Trois visites à la Cour sont documentées. La première dans l’après-midi du 30 août 1914. On ne sait pas ce qui s’y est dit, il n’y avait pas de témoin luxembourgeois. Le docteur Michel Welter, qui participait à une réunion politique dans un café en face du Palais, nota dans son Journal : « L’empereur venait de quitter le palais où il était resté plus de deux heures. Qu’est-ce qu’il a pu y faire aussi longtemps que cela ? Les gens ont admis qu’il y ait dîné. Qu’est-ce cette longue entrevue ? Quoi qu’il en soit, le public fit ses gloses qui, on le conçoit, n’étaient pas flatteuses pour la Grande-Duchesse. » La deuxième visite se déroula de façon plus formelle en présence du Premier ministre Eyschen et fut accompagnée d’un repas et d’un discours, où il aurait été question de la victoire des armées allemandes. Une troisième et dernière visite eut lieu le 26 septembre 1914 et dura une heure et demie. La grande-duchesse se rendit également à un hôpital militaire allemand en compagnie du Kaiser.6
C’est en septembre 1914, pendant le séjour du cabinet de guerre à Luxembourg, que furent définis les buts de guerre allemands. Ceux-ci incluaient l’annexion du bassin industriel de Longwy et Briey ainsi que la transformation du Grand-Duché en « Bundesstaat » allemand. Ils furent élaborés à la demande de l’industrie par le chancelier von Bethmann Hollweg. Les militaires s’emparèrent ensuite de ces revendications lors de la conférence d’état-major tenue à Bad Kreuznach le 9 août 1917. Ils élaborèrent les textes des lois et traités à soumettre au parlement luxembourgeois sans attendre la fin de la guerre. Ces textes concernaient le statut international, l’indigénat, le service militaire. L’ambassadeur von Buch s’opposa à ces projets qui, selon lui, créerait « à la Grande-Duchesse une situation presque intenable pour une longue période ». Celle-ci en fut informée et demanda dans une lettre au comte Törring « si du côté allemand des décisions avaient déjà été prises sur le sort futur du Luxembourg. »7 Ces menaces expliqueraient, selon Gilbert Trausch, le souci du gouvernement luxembourgeois de ménager l’Allemagne. « Mieux valait encore devenir un Bundesland qu’un Reichsland comme l’Alsace-Lorraine. On conserverait au moins la dynastie et une forme de gouvernement luxembourgeois. »8
Le dernier acte des compromissions qui scellèrent le destin de la grande-duchesse fut la réception, le 16 août 1918, du chancelier allemand, le comte von Hertling, au Château de Colmar-Berg, en présence du Premier ministre luxembourgeois Kauffmann et de l’ambassadeur allemand von Buch. L’objet de la visite était le mariage de la princesse Antonia, 19 ans, avec le prince héritier Rupprecht de Bavière, 50 ans, un des principaux chefs de guerre allemands portant le titre de « Generalfeldmarschall ». À ce moment, la guerre était déjà perdue pour l’Allemagne. Ce mariage de raison visait à sceller une alliance avec la monarchie bavaroise en vue de l’après-guerre. Le gouvernement Kauffmann dut démissionner et fut remplacé par le gouvernement Reuter, un gouvernement d’union nationale qui devait préparer la transition. Quant à Rupprecht, il fut l’un des dirigeants de l’extrême-droite monarchiste et antisémite alliée à Hitler et Ludendorff jusqu’au putsch manqué de 1923.

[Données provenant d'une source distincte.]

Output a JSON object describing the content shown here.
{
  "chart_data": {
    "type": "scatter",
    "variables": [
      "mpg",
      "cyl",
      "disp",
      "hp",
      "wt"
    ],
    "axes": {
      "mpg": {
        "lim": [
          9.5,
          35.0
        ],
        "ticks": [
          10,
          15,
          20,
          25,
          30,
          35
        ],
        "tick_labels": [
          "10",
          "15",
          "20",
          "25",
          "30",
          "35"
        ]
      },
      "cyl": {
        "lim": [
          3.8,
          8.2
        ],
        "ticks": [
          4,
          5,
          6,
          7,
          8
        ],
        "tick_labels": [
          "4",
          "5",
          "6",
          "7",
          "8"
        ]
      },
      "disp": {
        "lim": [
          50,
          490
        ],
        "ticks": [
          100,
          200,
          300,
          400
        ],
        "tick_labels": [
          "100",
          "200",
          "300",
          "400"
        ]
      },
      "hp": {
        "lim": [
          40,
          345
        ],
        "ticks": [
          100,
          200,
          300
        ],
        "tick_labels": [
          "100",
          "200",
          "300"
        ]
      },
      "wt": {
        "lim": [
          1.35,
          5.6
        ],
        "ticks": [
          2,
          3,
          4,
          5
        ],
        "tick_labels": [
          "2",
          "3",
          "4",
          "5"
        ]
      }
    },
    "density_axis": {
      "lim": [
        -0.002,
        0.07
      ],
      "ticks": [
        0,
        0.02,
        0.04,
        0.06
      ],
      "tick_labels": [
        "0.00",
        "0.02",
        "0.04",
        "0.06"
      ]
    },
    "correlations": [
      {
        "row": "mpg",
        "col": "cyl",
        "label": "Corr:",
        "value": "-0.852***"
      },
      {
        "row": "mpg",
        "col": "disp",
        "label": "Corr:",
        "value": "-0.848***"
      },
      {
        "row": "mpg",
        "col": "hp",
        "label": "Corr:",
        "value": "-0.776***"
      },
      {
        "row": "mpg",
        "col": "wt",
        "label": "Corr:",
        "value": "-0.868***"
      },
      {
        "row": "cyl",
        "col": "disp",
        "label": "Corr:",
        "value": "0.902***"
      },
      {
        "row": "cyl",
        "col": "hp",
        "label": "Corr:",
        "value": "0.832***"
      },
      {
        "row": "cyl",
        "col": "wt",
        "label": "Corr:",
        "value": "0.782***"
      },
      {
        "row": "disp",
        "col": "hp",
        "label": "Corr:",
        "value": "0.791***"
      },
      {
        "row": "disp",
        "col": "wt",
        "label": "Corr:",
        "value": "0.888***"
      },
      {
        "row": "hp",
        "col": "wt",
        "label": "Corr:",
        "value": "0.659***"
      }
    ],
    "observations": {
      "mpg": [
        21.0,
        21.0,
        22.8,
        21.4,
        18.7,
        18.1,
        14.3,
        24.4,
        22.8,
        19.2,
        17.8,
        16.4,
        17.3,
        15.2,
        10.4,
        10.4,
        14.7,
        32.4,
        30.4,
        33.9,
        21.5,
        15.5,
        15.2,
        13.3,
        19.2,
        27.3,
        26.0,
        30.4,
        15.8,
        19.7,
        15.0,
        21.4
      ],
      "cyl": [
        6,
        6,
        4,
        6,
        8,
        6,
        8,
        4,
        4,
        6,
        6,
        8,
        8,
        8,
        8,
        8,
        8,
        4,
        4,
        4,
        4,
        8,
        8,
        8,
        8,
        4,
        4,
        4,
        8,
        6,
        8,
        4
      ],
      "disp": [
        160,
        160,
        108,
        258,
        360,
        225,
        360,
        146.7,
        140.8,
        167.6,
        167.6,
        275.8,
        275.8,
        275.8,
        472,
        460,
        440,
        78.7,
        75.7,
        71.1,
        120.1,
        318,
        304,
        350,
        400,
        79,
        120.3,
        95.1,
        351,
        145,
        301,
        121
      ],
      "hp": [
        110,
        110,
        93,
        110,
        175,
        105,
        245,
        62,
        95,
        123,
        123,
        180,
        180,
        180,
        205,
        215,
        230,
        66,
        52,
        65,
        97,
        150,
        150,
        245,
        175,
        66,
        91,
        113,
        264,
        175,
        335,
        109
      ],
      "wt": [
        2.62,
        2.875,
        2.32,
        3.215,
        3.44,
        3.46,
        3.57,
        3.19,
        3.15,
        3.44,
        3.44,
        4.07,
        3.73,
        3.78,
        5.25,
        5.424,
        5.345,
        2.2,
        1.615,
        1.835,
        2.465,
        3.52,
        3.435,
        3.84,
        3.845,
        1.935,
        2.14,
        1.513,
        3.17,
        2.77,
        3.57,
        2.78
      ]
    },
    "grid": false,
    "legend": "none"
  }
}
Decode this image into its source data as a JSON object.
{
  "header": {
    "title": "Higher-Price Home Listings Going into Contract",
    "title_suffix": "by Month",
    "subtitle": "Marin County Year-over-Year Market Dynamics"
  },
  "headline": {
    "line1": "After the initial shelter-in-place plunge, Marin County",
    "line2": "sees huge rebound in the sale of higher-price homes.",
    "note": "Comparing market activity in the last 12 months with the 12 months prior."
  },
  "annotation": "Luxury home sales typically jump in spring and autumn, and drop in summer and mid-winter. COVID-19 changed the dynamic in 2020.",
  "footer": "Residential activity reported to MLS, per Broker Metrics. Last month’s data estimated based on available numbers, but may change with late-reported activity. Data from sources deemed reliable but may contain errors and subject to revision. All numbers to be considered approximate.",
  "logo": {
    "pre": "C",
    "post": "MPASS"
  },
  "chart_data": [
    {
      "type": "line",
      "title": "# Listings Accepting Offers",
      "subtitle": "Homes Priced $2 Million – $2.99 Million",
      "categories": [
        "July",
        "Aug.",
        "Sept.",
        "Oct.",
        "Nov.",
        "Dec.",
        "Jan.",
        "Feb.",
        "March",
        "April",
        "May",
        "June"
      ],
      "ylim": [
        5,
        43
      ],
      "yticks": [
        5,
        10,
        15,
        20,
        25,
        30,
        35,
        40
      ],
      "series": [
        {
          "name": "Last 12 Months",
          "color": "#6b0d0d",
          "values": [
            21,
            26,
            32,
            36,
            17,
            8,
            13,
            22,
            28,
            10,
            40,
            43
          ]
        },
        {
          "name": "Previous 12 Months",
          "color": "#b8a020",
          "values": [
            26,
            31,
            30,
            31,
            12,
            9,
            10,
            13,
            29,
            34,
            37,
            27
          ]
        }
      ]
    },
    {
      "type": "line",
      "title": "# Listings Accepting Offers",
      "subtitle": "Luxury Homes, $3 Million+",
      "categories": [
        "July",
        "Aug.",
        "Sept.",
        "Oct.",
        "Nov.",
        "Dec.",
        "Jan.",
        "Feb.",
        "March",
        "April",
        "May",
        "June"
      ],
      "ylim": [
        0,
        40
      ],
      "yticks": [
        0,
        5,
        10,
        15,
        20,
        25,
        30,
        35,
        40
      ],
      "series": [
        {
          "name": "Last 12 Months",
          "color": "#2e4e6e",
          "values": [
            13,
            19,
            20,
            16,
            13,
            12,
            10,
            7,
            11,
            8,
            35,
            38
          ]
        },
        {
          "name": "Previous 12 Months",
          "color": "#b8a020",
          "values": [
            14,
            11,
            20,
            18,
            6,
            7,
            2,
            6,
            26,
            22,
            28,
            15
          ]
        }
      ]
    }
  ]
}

La guerre et l’occupation avaient mis un point final aux illusions entretenues sur la neutralité de l’État et l’impartialité de la grande-duchesse. Les convictions républicaines qui restaient longtemps implicites et velléitaires s’exprimèrent maintenant de façon ouverte. Quand, en septembre 1918, le parti socialiste décida d’envoyer un homme de confiance dans le gouvernement Reuter, il chargea celui-ci d’œuvrer pour l’abdication de la grande-duchesse, l’introduction de la journée de huit heures et la formation de conseils ouvriers.9 À quelques jours du départ des troupes, le Escher Tageblatt annonça la fin de la dynastie des Bragance : « Der Abend der Braganza ». Une époque s’achevait. Un nouveau monde était à inventer.